TORINO Sradicato un sodalizio ‘ndranghetista in Piemonte collegato con le cosche di Vibo Valentia. Indagate 17 persone per droga, estorsione, truffa che agivano a fronte di un patto con Cosa Nostra per gestire i territori tra Torino e Cuneo.

Per la Dda, che ha coordinato l’indagine, sono legate alla ‘ndrina Bonavota. A Carmagnola avevano in mano il mercato della droga e delle videoslot e con intimidazioni e attentati incendari contro gli amministratori comunali hanno cercato di non far passare un regolamento che riduceva le slot machine: in fiamme le auto del vicesindaco Vincenzo Inglese e dell’assessore Alessandro Cammarata. «La criminalità organizzata in Piemonte non è un cancro invadente ma una febbricola permanente che se non repressa con efficacia può svilupparsi in una malattia più grave - ha spiegato il procuratore vicario di Torino, Paolo Borgna - L’amministrazione di Carmagnola ci ha fornito un grosso aiuto. Più dei suoi cittadini. Speriamo che la tendenza cambi».

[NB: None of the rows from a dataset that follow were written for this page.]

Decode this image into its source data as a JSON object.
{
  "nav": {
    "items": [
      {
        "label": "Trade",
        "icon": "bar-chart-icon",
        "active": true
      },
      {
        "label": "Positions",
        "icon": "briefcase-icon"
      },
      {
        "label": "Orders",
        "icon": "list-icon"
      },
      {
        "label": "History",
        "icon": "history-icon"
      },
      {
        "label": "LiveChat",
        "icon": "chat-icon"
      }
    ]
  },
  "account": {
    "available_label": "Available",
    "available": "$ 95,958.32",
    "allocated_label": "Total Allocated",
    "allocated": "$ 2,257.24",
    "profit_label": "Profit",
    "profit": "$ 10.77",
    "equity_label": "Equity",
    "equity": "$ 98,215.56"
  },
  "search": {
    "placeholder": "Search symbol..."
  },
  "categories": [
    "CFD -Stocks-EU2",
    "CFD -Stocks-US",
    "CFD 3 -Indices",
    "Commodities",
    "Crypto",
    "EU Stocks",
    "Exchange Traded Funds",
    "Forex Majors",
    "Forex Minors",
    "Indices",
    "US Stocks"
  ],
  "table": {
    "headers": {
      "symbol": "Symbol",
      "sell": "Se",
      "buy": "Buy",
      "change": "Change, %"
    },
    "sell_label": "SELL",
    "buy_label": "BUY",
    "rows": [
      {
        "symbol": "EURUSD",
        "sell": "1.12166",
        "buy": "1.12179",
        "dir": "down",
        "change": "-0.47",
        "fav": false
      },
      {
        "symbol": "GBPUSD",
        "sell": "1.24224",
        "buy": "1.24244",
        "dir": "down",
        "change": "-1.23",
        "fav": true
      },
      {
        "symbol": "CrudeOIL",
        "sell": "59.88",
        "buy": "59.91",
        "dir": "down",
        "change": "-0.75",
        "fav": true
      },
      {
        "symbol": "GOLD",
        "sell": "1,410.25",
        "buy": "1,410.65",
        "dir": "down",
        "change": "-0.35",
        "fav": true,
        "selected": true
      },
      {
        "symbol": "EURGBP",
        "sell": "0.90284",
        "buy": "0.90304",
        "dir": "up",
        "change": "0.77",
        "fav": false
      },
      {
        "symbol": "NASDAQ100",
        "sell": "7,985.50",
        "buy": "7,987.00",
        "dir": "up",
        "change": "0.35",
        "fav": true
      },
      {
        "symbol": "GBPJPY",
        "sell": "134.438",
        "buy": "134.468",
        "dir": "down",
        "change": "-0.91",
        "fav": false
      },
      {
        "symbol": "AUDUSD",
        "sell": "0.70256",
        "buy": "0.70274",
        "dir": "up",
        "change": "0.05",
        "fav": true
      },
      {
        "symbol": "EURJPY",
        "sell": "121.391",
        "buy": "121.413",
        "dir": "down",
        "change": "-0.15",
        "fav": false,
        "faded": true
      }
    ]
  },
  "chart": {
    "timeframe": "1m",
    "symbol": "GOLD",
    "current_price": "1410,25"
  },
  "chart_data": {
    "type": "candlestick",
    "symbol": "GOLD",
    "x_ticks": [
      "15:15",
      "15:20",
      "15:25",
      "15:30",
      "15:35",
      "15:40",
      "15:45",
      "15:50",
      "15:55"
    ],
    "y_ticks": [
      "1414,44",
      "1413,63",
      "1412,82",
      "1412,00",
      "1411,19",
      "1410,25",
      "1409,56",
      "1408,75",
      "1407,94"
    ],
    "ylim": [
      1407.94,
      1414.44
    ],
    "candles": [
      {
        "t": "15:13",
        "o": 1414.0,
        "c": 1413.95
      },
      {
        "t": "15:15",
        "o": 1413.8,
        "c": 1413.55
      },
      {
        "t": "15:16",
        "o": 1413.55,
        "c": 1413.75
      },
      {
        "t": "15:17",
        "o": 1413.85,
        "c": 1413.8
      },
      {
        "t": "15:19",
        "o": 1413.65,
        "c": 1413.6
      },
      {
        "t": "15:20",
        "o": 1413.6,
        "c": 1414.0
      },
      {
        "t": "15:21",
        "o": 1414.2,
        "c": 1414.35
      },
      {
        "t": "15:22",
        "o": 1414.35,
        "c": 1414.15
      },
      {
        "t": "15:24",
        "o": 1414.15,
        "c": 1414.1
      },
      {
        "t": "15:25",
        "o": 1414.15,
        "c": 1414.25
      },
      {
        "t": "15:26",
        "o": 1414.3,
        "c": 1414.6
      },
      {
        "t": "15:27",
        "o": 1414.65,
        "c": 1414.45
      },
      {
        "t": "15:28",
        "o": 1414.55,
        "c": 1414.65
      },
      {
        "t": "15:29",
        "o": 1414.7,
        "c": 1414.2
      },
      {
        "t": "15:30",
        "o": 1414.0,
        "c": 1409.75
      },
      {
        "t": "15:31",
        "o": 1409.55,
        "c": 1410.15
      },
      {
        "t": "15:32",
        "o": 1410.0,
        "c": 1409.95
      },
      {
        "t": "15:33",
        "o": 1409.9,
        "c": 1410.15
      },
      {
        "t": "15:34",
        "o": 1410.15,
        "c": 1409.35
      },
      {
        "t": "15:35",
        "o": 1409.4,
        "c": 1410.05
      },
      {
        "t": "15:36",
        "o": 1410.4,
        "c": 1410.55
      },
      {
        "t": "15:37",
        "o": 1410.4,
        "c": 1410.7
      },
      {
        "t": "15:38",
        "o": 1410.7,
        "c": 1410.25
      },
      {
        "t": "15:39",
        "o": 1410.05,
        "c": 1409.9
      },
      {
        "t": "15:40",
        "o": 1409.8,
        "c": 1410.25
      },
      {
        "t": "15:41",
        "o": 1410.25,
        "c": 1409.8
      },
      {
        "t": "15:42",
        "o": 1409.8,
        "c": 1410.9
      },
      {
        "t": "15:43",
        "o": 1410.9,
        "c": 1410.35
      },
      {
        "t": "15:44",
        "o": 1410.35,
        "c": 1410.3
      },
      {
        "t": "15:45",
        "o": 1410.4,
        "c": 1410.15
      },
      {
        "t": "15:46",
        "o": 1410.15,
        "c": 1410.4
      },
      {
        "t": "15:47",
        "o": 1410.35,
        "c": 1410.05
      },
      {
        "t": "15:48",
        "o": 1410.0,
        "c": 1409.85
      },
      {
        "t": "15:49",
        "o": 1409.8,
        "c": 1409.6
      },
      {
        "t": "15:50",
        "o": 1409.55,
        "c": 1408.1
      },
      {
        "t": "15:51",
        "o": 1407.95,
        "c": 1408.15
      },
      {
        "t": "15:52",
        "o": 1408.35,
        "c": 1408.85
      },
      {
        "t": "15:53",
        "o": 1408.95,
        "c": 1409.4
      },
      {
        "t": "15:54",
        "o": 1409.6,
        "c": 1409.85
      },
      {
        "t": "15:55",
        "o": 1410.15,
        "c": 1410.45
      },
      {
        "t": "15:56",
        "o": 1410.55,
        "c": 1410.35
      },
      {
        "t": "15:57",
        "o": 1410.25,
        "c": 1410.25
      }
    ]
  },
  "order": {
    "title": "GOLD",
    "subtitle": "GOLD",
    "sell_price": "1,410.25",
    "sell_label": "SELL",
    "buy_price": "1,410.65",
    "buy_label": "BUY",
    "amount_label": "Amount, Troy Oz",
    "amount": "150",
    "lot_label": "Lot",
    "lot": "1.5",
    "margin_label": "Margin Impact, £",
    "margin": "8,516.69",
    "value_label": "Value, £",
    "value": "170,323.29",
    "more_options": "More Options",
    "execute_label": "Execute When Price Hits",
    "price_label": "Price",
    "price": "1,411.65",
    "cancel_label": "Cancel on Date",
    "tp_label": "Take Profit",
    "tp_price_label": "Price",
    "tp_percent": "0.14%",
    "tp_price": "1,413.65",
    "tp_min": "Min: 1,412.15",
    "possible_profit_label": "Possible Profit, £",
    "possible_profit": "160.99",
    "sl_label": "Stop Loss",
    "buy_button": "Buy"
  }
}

Orgogliosa la sindaca Ivana Gaveglio: «Abbiamo fatto il nostro dovere. Quando sono capitati certi episodi in giunta ci siamo guardati negli occhi e, compatti, abbiamo deciso di andare avanti». Impegnati nell’operazione “Carminius” oltre 400 militari, tra carabinieri del Ros e finanzieri del Gico di Torino e del servizio centrale Investigazione criminalità organizzata di Roma. «Se questa è una “febbricola” – ha detto il generale della guardia di finanza Alessandro Barbera, a capo dello Scico – la nostra è stata una massiccia dose di aspirina».